Herrliche Suchbilder mit Dame

■ Henschel und Wieland und Rönneburg im Toten Salon: Geboten wird gepflegter Zynismus, natürlich hochmoralisch

Gerhard Henschel hat eines seiner grob geschätzt 5.000 Werke Lesen ist Essen auf Rädern im Kopf genannt. Dann ist der Tote Salon mindestens Diskutieren auf Rädern, schließlich touren Gerhard Henschel und Rayk Wieland mit ihrem verbalen Selbstflagellantentum zwischen Lüneburg und Bremen hin und her. Ihre eigentliche Heimat ist natürlich Hamburg, und hier wird heute Abend im Nachtasyl des Thalia-Theaters wieder die Welt von den Füßen auf den Kopf gestellt. Mit Carola Rönneburg als Gast bleibt alles in der Familie.

Ausgerechnet in der taz sind Henschel und Wieland mal mit Kienzle und Hauser verglichen worden – Vergleiche, die sich schon aufgrund der Statur jedweder Art verbieten. „Noch Fragen, Wieland?“ „Nein, Henschel“ ist in dieser Form als Dialog von den beiden Salongastgebern nicht zu erwarten. Vielmehr wird hier der bekennende Zynismus kultiviert, schließlich ist Rayk Wieland ein konkret-Gewächs. Gerhard Henschel liegt dagegen selbstverständlich jeglicher Zynismus fern, das hat er mit seinem hochmoralischen Traktat über die ostdeutschen Bürgerrechtler Der Barbier von Bebra in Kooperation mit Sportskamerad Droste hinlänglich belegt. Aber da er hier mit Wieland zusammen agiert, muss er sich wohl oder übel auch auf diese Ebene begeben, und bisher ist das auch immer gelungen.

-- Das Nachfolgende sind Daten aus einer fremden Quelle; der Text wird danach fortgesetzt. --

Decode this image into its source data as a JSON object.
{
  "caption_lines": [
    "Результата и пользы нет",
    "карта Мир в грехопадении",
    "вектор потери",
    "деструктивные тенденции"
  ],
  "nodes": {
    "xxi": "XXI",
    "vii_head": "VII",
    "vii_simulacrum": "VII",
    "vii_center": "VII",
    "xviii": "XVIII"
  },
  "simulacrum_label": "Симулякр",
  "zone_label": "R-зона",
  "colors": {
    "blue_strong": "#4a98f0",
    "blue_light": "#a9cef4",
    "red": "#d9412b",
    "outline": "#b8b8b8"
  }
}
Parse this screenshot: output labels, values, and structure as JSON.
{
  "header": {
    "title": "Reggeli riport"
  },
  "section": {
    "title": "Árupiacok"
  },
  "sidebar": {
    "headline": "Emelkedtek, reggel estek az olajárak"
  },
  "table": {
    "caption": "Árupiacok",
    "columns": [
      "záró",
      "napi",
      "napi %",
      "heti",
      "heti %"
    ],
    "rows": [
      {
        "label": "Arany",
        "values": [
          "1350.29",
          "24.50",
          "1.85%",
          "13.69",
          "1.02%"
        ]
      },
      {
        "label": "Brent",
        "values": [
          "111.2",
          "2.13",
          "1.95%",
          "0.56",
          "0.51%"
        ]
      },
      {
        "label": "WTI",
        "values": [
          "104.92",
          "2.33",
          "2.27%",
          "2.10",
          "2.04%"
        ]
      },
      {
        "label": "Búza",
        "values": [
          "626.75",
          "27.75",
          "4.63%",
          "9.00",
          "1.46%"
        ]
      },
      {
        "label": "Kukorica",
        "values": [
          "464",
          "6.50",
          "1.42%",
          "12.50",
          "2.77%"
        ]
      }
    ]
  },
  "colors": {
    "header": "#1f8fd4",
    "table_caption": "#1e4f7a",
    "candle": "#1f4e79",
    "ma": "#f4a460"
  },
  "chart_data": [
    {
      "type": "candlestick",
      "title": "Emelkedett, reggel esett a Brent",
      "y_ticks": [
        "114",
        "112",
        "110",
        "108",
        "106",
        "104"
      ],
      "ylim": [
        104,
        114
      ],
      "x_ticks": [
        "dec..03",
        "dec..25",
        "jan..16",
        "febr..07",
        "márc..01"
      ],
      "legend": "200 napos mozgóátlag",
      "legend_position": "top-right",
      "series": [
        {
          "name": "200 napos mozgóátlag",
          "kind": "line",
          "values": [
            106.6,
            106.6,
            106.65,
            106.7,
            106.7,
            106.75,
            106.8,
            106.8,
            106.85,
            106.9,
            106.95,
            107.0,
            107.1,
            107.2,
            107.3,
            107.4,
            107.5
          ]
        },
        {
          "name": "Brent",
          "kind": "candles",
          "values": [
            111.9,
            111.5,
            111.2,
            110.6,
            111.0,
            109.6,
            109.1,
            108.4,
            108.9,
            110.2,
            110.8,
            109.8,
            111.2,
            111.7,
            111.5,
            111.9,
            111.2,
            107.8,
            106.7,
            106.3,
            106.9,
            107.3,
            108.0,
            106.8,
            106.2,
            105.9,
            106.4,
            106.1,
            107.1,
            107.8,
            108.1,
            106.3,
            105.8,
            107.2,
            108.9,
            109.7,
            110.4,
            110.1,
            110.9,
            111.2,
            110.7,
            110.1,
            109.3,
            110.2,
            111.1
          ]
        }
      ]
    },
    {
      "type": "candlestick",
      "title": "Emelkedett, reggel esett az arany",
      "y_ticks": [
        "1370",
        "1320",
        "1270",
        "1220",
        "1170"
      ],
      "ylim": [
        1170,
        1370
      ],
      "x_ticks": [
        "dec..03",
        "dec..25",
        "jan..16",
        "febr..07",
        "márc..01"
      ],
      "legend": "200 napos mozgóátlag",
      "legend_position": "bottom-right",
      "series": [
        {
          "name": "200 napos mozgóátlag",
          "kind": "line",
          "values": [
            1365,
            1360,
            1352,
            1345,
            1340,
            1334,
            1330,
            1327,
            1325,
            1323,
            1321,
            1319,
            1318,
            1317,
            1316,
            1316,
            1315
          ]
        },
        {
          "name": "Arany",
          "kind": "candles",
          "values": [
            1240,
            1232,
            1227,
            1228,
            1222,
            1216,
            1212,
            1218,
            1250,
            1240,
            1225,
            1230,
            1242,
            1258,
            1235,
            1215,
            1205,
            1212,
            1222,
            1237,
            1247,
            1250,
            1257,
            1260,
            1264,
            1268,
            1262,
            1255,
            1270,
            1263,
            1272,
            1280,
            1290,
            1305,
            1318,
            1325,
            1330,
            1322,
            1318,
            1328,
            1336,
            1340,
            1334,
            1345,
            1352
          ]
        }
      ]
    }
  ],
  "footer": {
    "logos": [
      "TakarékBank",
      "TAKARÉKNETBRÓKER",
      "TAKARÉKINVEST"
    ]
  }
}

Der Tote Salon wird heute zum 22. Male gegeben, hat also nicht nur Hauserkienzle, sondern auch das Literarische Quartett mittlerweile ausgesessen. Der Salon hat gar Walter Kempowski als Gast überstanden, dagegen nimmt sich eine Carola Rönneburg nachgerade harmlos aus. Man kennt sich, grüßt sich, hat oft genug gemeinsam auf der Seite der Wahrheit bei der taz gestanden. Rönneburg gehört zum Club, sie ist Mitglied im Stamme des Häuptlings Eigener Herd, um den sich Droste, Klink, Henscheid, Henschel, Wieland und Konsorten versammeln. Um noch ein bisschen weiter Nabelschau zu betreiben: Sie ist auch Mit-Autorin des verdienstvollen taz-Afghanistan-Kriegstagebuches, bei dem dem gemeinen Realo-Leser die Morgen-Brezel im Halse stecken bleibt und er somit letztmalig ungeteilte Solidarität mit dem US-Präsidenten beweist.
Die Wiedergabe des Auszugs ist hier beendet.